Life’s Daily Rhythms and Prejudices
Fathima EV
KADAMBARI: THE FLOWER GIRL (Aaramathe Penkutty) by Sethu. Translated from the original Malayalam by the author Ratna Books, Ratna Translation Series, 2021, 192 pp., 399.00
August 2021, volume 45, No 8

Kadambari: The Flower Girl  by Sethu is a work that surprised me on two primary counts. The first is that it is a self-translation, perhaps Sethu’s first attempt. It was originally published in Malayalam as Aaramathe Penkutty (2006). Self-translations are rarely attempted in Malayalam, perhaps also inhibited by the much maligned example of The Legends of Khasak, OV Vijayan’s translation of Khasakinte Ithihasam. The Legends of Khasak is often cited as an example of how even the superb bilingual virtuosity of Vijayan could not save the translation from being a lacklustre version of his original, though we often ignore that the author’s world view could have also changed by the time he embarked on the translation.
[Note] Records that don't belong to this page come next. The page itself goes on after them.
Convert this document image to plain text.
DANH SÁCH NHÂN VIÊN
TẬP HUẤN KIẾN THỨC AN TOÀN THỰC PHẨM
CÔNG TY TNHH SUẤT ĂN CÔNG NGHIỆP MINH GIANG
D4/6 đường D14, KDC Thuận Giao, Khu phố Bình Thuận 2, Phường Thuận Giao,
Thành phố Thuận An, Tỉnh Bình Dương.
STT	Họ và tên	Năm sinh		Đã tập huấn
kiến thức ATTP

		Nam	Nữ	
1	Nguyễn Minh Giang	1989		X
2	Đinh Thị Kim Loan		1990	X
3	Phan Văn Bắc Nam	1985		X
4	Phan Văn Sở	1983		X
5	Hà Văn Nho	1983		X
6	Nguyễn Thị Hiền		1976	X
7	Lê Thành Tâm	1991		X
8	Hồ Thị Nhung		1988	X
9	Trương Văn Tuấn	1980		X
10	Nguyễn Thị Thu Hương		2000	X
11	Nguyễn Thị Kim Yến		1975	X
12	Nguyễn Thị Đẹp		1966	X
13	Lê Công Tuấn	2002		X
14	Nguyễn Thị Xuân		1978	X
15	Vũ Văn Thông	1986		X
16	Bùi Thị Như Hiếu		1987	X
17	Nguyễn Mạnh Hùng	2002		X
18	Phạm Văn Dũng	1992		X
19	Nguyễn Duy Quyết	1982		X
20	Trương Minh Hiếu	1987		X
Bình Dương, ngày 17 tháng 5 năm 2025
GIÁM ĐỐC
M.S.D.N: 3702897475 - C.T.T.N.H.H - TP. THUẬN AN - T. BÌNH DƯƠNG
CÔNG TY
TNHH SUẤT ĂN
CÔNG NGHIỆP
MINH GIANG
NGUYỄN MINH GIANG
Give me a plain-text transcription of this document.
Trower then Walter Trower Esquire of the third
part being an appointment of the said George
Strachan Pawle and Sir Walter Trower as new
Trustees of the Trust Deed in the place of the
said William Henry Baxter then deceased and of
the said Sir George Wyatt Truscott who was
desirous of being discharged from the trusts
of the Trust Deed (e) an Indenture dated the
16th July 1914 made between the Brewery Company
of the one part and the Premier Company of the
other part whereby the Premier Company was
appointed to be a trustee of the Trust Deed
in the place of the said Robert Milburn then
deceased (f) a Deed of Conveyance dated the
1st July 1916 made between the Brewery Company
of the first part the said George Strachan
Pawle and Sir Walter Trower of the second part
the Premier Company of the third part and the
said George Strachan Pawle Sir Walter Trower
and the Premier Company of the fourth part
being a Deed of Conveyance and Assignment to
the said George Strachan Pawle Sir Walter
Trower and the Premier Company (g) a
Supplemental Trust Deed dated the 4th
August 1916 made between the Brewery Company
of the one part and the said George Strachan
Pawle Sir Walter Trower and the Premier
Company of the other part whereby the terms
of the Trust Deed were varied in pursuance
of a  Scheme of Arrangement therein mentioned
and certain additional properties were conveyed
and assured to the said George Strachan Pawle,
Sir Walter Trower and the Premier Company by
The second surprise lay in the simple and direct style of narration, which is an obvious deviation from the distinct style and syntax that established Sethu’s stature in Malayalam since he arrived on the literary scene with his iconic novel Pandavapuram, a brilliant rendering of the surreal mindscape teetering between imagined and real worlds. In Kadambari, the style is so simple that one wonders if it is deceptively so, to suit the old-fashioned milieu that acts as the backdrop to the story of the turbulence that the adoption of a girl brings into the settled life of a childless Brahmin couple, living in an unnamed suburban temple town where people speak in a blend of Tamil and Malayalam.